La société Entreprise Moquet a fait appel de ce jugement du Tribunal de commerce de Rennes du 25 mars 2014.

Par conclusions du 7 juin 2016, les sociétés Ent. Lemoine, venant aux droits de la société Ent. Moqué, appelante, et DMSVA demandent à la cour de :

- réformer le jugement entrepris,

- dire que la SARL Ent. Lemoine venant aux droits de la SARL Entreprise Moquet ne saurait être tenue au versement de quelque somme que ce soit,

- dire qu'il en est de même pour la société DMSVA,

- condamner la société MCK Environnement à verser la somme de 30 775 euros HT à la SARL Ent. Lemoine venant aux droits de la société Entreprise Moquet au titre des réparations à effectuer chez ses clients,

- condamner la société MCK Environnement au paiement de la somme de 50 000 euros à la SARL Ent. Lemoine venant aux droits de l'entreprise Moquet en réparation du préjudice d'image à l'Entreprise Moquet,

- ordonner à la société MCK Environnement de verser aux débats l'intégralité des pièces de procédure dans le litige opposant cette société à son ancien agent commercial, M. Duschesne,

- faire interdiction à la société MCK Environnement de plaider le litige l'opposant à la SARL Ent. Lemoine venant aux droits de la société Entreprise Moquet tant qu'elle n'aura pas communiqué les pièces de procédure du litige l'opposant à M. Duschesne,

- surseoir à statuer en l'attente des rapports de Messieurs Poux à Coutances et Dors à Chalons sur Saône,

A titre subsidiaire

Si par impossible, la cour venait à considérer que la SARL Ent. Lemoine venant aux droits de la société Entreprise Moquet aurait dû respecter un préavis, il y aurait alors de :

- dire que le délai de préavis que la société Entreprise Moquet aurait dû respecter ne peut être supérieur à deux mois compte tenu du caractère récent de ses relations commerciales avec la société MCK Environnement et du fait que la rupture de leurs relations commerciales était prévisible après la réunion du 13 décembre 2011,

- dire que la société MCK Environnement n'établit pas la réalité de son préjudice dans la mesure où elle s'apprêtait à commercialiser la résine " Permeaway Archi " au lieu et place de la résine " Hydrostar ",

- débouter, en conséquence, la société MCK Environnement de sa demande de dommages-intérêts,

A titre infiniment subsidiaire, si par extraordinaire, la cour venait à considérer que la société MCK Environnement a droit à des dommages-intérêts,

- dire que le calcul du préjudice de la société doit correspondre à la moyenne de sa perte de marge nette de ses trois derniers exercices,

- constater que la société MCK Environnement n'à versé en première instance, et en cause d'appel, aux débats aucun document probant et notamment aucune justifiant de sa perte de marge nette moyenne,

- débouter, en conséquence, la société MCK Environnement de sa demande de dommages-intérêts,

- condamner la société MCK Environnement à payer à la SARL Ent. Lemoine venant aux droits de la société Entreprise Moquet et à la société Daniel Moquet Signe Vos Allées la somme 8 000 euros à chacune au titre de l'article 700 du Code de procédure civile,

- condamner la société MCK Environnement l'intégralité des dépens de première instance et d'appel qui seront recouvrés conformément aux dispositions de l'article 699 du Code de procédure civile.
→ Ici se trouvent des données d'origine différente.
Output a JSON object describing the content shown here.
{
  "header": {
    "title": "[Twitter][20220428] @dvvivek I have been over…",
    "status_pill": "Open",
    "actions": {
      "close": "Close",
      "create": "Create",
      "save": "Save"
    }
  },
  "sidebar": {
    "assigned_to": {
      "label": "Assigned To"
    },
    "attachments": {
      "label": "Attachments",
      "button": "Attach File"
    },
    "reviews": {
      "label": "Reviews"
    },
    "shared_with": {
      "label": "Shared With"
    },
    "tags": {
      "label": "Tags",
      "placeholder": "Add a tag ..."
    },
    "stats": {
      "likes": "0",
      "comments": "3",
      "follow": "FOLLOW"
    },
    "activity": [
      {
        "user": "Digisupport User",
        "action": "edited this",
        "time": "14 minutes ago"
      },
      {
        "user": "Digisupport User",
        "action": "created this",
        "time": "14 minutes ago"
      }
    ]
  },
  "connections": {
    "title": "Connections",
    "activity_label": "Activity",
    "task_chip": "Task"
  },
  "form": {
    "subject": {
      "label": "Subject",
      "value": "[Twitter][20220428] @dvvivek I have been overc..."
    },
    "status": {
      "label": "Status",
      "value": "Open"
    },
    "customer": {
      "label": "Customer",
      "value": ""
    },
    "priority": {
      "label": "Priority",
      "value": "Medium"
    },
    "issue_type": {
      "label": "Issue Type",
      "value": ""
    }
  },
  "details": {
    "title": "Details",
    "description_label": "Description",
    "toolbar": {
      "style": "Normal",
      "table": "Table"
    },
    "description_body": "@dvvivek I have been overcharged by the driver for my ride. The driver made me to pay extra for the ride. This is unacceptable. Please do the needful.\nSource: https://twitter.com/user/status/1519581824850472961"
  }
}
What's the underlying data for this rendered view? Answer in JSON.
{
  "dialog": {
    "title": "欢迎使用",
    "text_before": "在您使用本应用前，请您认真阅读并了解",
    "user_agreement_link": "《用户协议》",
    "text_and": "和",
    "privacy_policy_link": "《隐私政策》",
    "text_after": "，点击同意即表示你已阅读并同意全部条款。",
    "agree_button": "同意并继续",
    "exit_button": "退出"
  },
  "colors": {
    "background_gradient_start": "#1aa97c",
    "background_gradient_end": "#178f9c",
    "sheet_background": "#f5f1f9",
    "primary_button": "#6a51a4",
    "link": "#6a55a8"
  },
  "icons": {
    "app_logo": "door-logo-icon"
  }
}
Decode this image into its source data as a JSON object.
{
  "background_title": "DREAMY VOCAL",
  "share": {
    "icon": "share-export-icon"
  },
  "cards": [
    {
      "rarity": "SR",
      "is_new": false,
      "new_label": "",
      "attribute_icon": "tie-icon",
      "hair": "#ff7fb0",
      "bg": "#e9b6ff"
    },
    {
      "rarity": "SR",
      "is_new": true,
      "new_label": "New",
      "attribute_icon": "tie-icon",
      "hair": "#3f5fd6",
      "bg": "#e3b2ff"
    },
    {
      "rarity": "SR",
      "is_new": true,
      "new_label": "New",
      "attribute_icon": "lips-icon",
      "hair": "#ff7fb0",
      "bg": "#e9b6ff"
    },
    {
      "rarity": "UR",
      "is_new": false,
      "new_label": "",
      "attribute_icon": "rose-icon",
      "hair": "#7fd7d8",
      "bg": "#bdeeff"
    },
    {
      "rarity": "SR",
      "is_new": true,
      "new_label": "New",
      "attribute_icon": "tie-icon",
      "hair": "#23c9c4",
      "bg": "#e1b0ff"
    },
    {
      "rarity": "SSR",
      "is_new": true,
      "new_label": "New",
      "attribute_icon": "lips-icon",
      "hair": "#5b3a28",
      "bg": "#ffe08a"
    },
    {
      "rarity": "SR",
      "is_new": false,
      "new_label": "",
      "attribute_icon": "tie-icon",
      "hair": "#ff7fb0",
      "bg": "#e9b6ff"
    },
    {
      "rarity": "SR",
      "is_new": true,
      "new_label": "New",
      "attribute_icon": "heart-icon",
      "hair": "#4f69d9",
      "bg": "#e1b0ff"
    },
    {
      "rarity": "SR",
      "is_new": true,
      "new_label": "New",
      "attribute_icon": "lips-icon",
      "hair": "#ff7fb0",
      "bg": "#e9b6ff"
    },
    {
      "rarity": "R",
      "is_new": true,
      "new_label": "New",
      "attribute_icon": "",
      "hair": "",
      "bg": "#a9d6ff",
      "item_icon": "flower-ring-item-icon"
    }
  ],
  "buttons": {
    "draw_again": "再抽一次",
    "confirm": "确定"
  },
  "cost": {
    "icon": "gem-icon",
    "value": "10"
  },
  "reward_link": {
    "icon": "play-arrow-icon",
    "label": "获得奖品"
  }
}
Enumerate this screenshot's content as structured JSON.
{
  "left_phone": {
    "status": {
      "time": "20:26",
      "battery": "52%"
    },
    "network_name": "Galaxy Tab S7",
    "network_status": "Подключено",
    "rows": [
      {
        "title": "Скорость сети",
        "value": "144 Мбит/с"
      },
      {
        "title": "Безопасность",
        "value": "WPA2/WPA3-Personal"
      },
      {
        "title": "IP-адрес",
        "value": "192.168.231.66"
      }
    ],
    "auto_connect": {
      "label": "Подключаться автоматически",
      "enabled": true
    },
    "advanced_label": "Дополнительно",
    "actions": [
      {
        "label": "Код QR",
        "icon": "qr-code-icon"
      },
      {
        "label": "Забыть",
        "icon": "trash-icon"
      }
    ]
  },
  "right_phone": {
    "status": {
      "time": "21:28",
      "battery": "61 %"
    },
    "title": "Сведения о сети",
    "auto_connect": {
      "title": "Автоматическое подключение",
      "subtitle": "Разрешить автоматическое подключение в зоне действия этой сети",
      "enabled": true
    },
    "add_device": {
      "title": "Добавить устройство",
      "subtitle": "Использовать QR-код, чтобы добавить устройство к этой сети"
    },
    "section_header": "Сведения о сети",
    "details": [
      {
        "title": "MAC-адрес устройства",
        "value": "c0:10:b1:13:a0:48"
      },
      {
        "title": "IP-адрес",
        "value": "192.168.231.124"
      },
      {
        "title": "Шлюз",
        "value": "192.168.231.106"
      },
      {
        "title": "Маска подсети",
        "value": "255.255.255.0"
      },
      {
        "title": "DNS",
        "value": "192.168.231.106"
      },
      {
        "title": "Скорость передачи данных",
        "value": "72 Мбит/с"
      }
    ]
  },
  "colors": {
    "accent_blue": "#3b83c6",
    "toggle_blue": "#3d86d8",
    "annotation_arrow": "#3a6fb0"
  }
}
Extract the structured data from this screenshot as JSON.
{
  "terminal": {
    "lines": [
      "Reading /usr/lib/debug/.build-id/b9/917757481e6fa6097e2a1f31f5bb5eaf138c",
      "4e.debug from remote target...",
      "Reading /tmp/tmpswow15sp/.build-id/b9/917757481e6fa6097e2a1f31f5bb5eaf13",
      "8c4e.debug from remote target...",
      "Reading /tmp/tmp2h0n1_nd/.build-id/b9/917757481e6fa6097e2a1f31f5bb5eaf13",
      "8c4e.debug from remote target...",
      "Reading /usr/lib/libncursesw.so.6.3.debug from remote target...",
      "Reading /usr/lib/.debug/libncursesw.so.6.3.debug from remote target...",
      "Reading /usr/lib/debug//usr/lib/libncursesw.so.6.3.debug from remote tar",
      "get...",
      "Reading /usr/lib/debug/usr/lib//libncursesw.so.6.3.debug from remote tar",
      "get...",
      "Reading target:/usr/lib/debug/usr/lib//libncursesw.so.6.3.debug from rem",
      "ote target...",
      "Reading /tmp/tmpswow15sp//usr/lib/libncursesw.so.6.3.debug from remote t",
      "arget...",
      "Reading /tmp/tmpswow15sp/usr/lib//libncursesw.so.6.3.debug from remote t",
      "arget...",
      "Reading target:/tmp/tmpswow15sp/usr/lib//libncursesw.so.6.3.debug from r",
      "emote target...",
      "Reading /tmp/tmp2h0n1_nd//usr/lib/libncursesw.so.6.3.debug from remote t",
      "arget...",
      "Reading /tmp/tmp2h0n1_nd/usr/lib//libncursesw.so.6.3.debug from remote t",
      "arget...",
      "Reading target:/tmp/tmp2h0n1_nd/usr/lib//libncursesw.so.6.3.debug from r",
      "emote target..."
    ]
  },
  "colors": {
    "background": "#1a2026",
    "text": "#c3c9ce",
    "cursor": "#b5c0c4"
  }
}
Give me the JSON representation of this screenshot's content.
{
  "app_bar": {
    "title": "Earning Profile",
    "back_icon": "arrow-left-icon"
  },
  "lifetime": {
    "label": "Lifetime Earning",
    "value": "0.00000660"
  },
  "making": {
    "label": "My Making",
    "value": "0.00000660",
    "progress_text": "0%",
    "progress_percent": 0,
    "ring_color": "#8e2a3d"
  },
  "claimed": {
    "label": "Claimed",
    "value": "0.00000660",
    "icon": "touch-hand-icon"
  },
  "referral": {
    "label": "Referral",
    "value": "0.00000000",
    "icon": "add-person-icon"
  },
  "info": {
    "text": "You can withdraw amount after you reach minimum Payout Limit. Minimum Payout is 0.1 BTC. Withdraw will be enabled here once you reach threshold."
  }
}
Par conclusions du 1er septembre 2016, la société MCK Environnement demande à la Cour de:

- prononcer le rabat de l'ordonnance de clôture intervenue le 7 juin 2016,

- subsidiairement, écarter des débats comme tardives, les conclusions et pièces des Entreprises Lemoine et DMSVA,

Sur le fond

- confirmer le jugement entrepris sur le principe de la rupture brutale des relations commerciales et le réformer sur le quantum du préjudice et sur la mise hors de cause de la société DMSVA,

- dire que la société DMSVA a déréférencé brutalement les produits de la société MCK Environnement et que les sociétés DMSVA et Entreprise Moquet ont rompu brutalement les relations commerciales qu'elles entretenaient avec la société MCK Environnement,

- dire que la société DMSVA est responsable de l'intégralité du préjudice subi par la société MCK Environnement suite à la rupture brutale des relations commerciales entretenues avec cette dernière,

En conséquence,

- condamner à titre principal la société DMSVA à payer à la société MCK Environnement, la somme de 329 368 euros au titre du préjudice subi du fait du déréférencement global,

- condamner à titre subsidiaire la société Entreprise Moquet à payer à la société MCK Environnement, la somme de 35 562 euros au titre du préjudice subi du fait de la rupture des relations commerciales avec cette société précisément,

Sur les demandes de la société ent. Lemoine et de la société DMSVA,

- dire que les demandes de la société Entreprise Moquet sont irrecevables comme nouvellement soulevées en cause d'appel,

- débouter la société Entreprise Moquet de l'ensemble de ses demandes, fins et conclusions,

En tout état de cause,

- condamner solidairement les sociétés DMSVA et Entreprise Moquet à lui payer la somme de 5 000 euros au titre de l'article 700 du Code de procédure civile,

- condamner solidairement les sociétés DMSVA et Entreprise Moquet aux entiers dépens de première instance et d'appel qui seront recouvrés conformément aux dispositions de l'article 699 du Code de procédure civile.

A l'audience, il a été décidé de faire droit à la demande sollicitant le rabat de l'ordonnance de clôture, et de procéder à une nouvelle clôture au 7 septembre 2016.

Motivation

Sur la mise hors de cause de la société DMSVA

La société Ent. Lemoine rappelle que la société DMSVA a été mise hors de cause, qu'elle ne faisait que référencer la résine litigieuse pour ses affiliés qui passaient directement commande auprès de la société MCK, de sorte que seuls la société Ent. Lemoine et les autres affiliés du réseau Moquet étaient clients de la société MCK, qui n'entretenait aucune relation d'affaires avec la société DMSVA.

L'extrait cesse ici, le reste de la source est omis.